The issue is that most people present the digital nomad lifestyle it as a black and white thing. You're either a 9 to 5 wage slave who hasn't escaped the system yet, OR you're a "broken-free" digital nomad and then you have to give up your home life completely, keep moving around from place to place for years and it'll supposedly be awesome. I did it, and it was fun for about a year until it got VERY tiring.

It shouldn't be black and white. Digital nomad stuff should show us that we can have more freedom in terms of location. That means, deciding "I want to live/work in X for the next 3 months". And going for it. Then coming back home. If you live in a cold place, you might want to skip the winter altogether. If you have a particular hobby you'd like to immerse yourself in, move to the place in the world where you can do that (like tango in South America or learn about sushi in Japan) for a few weeks. Then go back.

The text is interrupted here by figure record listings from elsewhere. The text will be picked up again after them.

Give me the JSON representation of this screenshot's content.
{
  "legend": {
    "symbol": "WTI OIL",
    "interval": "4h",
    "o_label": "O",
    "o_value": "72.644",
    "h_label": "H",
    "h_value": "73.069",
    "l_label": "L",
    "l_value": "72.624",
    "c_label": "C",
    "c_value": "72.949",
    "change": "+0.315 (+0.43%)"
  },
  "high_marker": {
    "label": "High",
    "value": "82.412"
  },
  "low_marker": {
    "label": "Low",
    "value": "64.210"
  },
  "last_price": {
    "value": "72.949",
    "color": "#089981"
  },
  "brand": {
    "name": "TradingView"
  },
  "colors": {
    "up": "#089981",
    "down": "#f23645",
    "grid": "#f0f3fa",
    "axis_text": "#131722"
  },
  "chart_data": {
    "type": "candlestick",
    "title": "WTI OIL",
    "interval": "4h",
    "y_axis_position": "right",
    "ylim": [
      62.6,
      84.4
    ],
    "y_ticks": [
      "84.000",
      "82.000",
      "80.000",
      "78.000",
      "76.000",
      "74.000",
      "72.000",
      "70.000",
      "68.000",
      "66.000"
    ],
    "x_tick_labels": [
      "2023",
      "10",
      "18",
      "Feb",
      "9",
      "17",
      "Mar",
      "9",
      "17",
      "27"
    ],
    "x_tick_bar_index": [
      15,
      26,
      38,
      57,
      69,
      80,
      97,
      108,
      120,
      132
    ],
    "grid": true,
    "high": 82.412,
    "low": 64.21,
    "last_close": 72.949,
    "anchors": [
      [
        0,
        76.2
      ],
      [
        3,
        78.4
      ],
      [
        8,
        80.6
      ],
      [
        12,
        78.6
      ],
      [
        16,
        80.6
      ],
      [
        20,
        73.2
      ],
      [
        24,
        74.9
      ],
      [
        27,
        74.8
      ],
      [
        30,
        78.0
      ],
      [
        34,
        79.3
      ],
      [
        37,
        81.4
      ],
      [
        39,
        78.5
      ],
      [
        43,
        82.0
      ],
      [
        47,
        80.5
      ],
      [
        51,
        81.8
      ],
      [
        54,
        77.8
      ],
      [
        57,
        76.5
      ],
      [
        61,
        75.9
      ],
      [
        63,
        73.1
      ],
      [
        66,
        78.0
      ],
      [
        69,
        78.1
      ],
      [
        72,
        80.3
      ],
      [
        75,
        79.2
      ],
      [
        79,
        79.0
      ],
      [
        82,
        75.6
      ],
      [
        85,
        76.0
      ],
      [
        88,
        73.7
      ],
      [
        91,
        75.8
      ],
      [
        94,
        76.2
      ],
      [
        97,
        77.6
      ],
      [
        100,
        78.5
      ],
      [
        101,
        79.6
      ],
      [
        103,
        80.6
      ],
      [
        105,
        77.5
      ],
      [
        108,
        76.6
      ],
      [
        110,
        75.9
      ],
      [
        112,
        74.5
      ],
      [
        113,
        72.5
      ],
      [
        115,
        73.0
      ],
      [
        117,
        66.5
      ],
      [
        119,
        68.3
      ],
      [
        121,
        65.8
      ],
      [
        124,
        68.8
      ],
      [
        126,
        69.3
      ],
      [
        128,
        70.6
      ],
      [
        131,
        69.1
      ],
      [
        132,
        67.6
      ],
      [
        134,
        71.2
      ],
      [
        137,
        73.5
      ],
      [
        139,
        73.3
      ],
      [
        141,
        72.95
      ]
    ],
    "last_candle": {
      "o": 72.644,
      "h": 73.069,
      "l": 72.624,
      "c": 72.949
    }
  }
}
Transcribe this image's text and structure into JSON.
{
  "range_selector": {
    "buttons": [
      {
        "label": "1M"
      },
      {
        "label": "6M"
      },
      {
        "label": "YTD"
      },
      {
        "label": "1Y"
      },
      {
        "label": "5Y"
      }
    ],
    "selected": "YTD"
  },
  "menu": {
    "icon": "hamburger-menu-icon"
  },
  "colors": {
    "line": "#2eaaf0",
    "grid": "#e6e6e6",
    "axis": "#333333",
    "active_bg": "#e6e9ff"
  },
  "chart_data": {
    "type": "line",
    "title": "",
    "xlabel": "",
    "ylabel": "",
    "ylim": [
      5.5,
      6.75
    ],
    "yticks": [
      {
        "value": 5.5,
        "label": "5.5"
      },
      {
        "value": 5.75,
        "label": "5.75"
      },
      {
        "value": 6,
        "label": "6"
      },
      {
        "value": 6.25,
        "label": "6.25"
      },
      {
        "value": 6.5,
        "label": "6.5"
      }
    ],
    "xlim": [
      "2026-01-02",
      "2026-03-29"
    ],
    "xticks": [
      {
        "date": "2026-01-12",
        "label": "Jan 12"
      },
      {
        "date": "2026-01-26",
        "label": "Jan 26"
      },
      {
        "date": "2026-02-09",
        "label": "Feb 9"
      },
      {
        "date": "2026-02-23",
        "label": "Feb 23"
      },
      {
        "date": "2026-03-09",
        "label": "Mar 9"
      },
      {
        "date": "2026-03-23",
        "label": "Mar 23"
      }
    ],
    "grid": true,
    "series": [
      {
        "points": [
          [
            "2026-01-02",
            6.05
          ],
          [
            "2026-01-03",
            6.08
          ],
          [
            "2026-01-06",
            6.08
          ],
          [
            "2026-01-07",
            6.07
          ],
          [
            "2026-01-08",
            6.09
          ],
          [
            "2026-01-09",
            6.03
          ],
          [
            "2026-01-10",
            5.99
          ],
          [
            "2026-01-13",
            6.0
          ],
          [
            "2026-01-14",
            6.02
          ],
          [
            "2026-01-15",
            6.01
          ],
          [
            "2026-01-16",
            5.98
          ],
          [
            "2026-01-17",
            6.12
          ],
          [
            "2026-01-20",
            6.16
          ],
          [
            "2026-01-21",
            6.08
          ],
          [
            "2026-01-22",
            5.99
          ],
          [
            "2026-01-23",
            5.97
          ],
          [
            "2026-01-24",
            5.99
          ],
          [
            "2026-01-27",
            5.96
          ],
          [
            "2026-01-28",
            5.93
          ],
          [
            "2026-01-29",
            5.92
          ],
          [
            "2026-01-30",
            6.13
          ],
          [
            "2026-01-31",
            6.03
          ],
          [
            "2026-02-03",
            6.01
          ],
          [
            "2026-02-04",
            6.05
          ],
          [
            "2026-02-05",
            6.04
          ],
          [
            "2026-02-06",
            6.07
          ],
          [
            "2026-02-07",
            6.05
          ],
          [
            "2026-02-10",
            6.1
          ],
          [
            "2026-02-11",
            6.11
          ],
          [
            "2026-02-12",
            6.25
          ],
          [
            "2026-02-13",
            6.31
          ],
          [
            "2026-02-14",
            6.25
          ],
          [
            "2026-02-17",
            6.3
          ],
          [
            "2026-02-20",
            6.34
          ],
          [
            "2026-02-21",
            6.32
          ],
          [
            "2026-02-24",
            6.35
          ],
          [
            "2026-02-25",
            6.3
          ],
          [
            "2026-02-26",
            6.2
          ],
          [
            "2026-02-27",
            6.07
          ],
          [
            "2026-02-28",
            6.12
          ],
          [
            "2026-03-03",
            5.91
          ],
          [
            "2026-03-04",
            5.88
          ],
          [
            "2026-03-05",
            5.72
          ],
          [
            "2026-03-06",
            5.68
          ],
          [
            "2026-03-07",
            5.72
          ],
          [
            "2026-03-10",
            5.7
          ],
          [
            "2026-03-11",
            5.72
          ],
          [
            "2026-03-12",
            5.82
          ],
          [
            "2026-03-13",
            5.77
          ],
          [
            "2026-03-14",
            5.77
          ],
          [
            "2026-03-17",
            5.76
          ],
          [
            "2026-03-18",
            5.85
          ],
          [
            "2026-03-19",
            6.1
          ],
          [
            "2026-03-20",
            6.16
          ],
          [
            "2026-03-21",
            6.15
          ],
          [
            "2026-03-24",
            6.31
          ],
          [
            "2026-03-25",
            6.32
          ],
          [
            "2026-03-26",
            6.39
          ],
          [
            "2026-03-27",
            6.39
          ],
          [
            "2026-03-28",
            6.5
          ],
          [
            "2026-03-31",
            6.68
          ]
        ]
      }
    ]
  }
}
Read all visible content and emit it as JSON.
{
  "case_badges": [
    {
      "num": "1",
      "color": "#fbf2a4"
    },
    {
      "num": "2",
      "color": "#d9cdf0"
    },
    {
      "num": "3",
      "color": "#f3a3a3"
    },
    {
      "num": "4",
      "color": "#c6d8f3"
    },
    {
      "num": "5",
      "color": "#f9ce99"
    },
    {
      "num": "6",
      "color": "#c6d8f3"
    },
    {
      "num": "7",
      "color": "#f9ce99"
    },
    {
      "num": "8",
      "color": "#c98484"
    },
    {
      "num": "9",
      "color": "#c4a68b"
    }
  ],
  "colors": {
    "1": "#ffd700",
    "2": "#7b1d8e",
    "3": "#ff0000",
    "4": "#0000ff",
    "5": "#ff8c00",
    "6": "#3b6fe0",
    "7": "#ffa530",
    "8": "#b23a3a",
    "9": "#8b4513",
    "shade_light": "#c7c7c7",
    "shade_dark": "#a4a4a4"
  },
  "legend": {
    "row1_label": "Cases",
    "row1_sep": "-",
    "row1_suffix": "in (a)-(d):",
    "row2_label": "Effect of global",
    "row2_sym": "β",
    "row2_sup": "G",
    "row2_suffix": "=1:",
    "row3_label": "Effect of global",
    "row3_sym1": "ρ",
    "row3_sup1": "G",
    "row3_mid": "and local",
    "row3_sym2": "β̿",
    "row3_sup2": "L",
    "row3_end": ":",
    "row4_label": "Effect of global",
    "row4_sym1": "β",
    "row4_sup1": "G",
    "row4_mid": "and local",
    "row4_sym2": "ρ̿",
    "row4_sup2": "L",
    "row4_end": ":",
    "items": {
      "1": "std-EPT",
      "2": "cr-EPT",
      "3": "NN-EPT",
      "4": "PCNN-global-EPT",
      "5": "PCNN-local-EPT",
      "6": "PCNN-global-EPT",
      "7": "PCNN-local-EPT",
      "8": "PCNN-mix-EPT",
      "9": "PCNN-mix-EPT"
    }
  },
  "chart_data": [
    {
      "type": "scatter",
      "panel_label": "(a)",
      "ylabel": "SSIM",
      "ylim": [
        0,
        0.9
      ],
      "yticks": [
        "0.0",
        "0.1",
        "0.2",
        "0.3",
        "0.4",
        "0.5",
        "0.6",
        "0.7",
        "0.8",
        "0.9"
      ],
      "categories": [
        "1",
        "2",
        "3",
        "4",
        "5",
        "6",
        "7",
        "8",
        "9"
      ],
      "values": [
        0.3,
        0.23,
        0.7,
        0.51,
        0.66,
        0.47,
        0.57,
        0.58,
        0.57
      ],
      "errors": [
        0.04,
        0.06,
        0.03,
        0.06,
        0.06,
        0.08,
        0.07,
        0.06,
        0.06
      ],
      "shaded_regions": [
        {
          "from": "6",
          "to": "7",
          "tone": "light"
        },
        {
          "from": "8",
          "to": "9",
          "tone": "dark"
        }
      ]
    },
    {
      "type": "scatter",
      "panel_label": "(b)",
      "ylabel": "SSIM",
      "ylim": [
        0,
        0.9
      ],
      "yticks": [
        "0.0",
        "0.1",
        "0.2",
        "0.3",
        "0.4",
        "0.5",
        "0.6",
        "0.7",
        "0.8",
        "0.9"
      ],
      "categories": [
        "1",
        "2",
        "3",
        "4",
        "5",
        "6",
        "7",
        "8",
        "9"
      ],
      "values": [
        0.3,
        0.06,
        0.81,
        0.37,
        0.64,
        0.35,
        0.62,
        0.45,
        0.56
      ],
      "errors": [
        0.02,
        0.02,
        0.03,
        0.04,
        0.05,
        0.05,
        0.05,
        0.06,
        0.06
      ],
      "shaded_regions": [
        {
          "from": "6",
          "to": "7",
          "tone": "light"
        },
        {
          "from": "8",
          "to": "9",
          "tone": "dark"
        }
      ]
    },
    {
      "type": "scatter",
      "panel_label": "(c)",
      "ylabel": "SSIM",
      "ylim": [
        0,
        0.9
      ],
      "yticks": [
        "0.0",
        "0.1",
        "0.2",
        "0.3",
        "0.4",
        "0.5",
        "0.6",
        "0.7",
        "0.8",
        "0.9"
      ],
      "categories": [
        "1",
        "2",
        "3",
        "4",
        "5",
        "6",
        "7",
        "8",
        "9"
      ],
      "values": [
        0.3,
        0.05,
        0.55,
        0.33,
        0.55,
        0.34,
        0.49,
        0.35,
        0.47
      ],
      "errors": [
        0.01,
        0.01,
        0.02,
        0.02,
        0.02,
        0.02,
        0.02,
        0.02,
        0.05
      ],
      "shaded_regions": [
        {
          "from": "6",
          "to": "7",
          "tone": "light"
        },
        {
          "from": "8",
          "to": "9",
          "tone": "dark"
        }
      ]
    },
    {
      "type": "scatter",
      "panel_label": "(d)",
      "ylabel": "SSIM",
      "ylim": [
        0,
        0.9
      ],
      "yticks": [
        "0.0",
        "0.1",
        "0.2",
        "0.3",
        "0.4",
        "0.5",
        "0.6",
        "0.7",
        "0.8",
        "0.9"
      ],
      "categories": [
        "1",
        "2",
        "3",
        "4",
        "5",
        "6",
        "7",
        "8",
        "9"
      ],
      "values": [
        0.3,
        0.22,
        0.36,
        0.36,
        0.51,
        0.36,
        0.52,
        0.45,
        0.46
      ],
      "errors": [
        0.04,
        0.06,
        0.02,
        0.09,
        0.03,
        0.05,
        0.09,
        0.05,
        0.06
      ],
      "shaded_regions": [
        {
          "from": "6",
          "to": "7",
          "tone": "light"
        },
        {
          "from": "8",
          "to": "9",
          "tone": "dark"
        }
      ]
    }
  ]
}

The feeling of being in a strange place is amazing. New smells, tastes, people etc. That's why travel is so exhilarating. I've been from Asia through Europe through Latin America. It's completely changed my personality and perception of reality for good. But it doesn't mean we need to do it full-time.

Balance is still something that has to arrive in the digital nomad community (and I'm in it).

I moved back home and use it as a homebase to fly everywhere. I like that I have the freedom to take a taxi to the airport and be there in 10 minutes, board a plane with my laptop in a carry-on backpack and fly somewhere random, work from there and stay there until I get bored and fly back. That's extreme freedom and it means I still can have my home life and friends + have amazing travel experiences.

Balance!




> I moved back home and use it as a homebase to fly everywhere. I like that I have the freedom to take a taxi to the airport and be there in 10 minutes, board a plane with my laptop in a carry-on backpack and fly somewhere random, work from there and stay there until I get bored and fly back. That's extreme freedom and it means I still can have my home life and friends + have amazing travel experiences.

That freedom is the holy grail, and I think has more to do with financial independence than anything. It's cheaper to be a full-time nomad because no rent, but money is worth trading for comfort. It all depends on individual preference. Confidence in your goals will bring you where you want to be!


You raise an important distinction between the different motivations of digital nomads. Personally, I'm currently traveling because it's cheaper than living in a major US city, and gives me a longer runway to work on projects. Eventually I hope to have a similar arrangement to the one Pieter is describing, with a home base and maximized travel ability.

Financial independence is the goal. Digital nomading can help get you there by extending your runway, and it can also be a benefit of the independence once you achieve it.


If you leave you can Airbnb your place and mitigate that (and even make a profit).


True, save the areas where legislation disallows. But this is a consideration when I purchase/rent a place now, so your point is definitely valid.


You're essentially still paying the rent/mortgage costs of having a fixed home + any travel expenses. I thought the advantage of the DN lifestyle was that you didn't have the costs of a fixed home and could funnel that towards seeing the world.


You can easily mitigate that by just Airbnb'ing your place out when you're not there.


Or just make enough money that you can afford to pay your mortgage and travel at the same time.


Depends on your income, like anything else. The idea of being a digital nomad means different things to different people.